People have got to get together and work together. I'm tired of the kind of oppression that white people have inflicted on us and are still trying to inflict.
I had to leave, and my husband was forced to stay on this plantation until after the harvest season was over. And then the man that we had worked for, he'd taken the car, and the most of the few things we had had been stolen.
Is this America, the land of the free and the home of the brave, where we have to sleep with our telephones off the hooks because our lives be threatened daily, because we want to live as decent human beings in America?
I was forced away from the plantation because I wouldn't go back and withdraw, you know, my literacy test after I had tried to take it. I wouldn't go back.
I'd been in jail, and I'd been beat. I had been to a voter registration workshop, you know, to - they were just training and teaching us how to register, to pass the literacy test.
That's why I want to change Mississippi. You don't run away from problems - you just face them.
One day, I know the struggle will change. There's got to be a change - not only for Mississippi, not only for the people in the United States, but people all over the world.
I know lots of people in Mississippi who have lost their jobs trying to register to vote.
I'm showing the people that a Negro can run for office.

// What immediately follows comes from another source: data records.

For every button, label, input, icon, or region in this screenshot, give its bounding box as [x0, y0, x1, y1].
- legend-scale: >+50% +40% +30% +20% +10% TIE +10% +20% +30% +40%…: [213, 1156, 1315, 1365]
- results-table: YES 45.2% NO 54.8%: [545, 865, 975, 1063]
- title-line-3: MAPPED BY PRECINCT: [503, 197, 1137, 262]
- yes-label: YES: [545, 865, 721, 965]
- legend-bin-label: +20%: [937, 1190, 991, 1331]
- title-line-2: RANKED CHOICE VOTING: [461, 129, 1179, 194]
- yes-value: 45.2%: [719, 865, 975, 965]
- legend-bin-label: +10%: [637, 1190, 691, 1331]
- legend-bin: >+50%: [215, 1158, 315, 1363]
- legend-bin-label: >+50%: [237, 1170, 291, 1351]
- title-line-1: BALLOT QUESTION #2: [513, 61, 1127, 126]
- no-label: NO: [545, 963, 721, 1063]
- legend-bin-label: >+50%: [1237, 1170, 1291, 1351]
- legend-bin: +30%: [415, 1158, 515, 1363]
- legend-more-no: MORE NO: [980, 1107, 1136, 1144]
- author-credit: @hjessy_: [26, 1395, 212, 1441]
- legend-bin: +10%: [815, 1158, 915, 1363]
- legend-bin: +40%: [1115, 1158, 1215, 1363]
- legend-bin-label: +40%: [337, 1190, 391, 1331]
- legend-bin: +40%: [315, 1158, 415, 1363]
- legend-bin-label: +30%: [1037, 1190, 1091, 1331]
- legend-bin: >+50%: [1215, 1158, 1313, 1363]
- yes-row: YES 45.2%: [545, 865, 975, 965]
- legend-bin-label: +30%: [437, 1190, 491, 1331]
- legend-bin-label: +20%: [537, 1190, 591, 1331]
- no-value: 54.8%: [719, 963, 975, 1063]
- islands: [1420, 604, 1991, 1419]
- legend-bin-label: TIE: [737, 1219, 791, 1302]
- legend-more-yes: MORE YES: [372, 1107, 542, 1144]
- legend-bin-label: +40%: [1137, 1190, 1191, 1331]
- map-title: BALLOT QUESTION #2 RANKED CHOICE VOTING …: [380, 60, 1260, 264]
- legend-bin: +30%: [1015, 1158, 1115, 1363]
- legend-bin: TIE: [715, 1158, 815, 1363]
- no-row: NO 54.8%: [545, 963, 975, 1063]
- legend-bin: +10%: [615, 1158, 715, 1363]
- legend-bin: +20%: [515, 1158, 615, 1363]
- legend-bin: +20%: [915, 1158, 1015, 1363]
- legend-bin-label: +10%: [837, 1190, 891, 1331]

They talked about how it was our rights as human beings to register and vote. I never knew we could vote before. Nobody ever told us.
We hadn't heard anything about registering to vote because when you see this flat land in here, when the people would get out of the fields, if they had a radio, they'd be too tired to play it. So we didn't know what was going on in the rest of the state, even, much less in other places.
If the white man gives you anything - just remember when he gets ready he will take it right back. We have to take for ourselves.
Every red stripe in that flag represents the black man's blood that has been shed.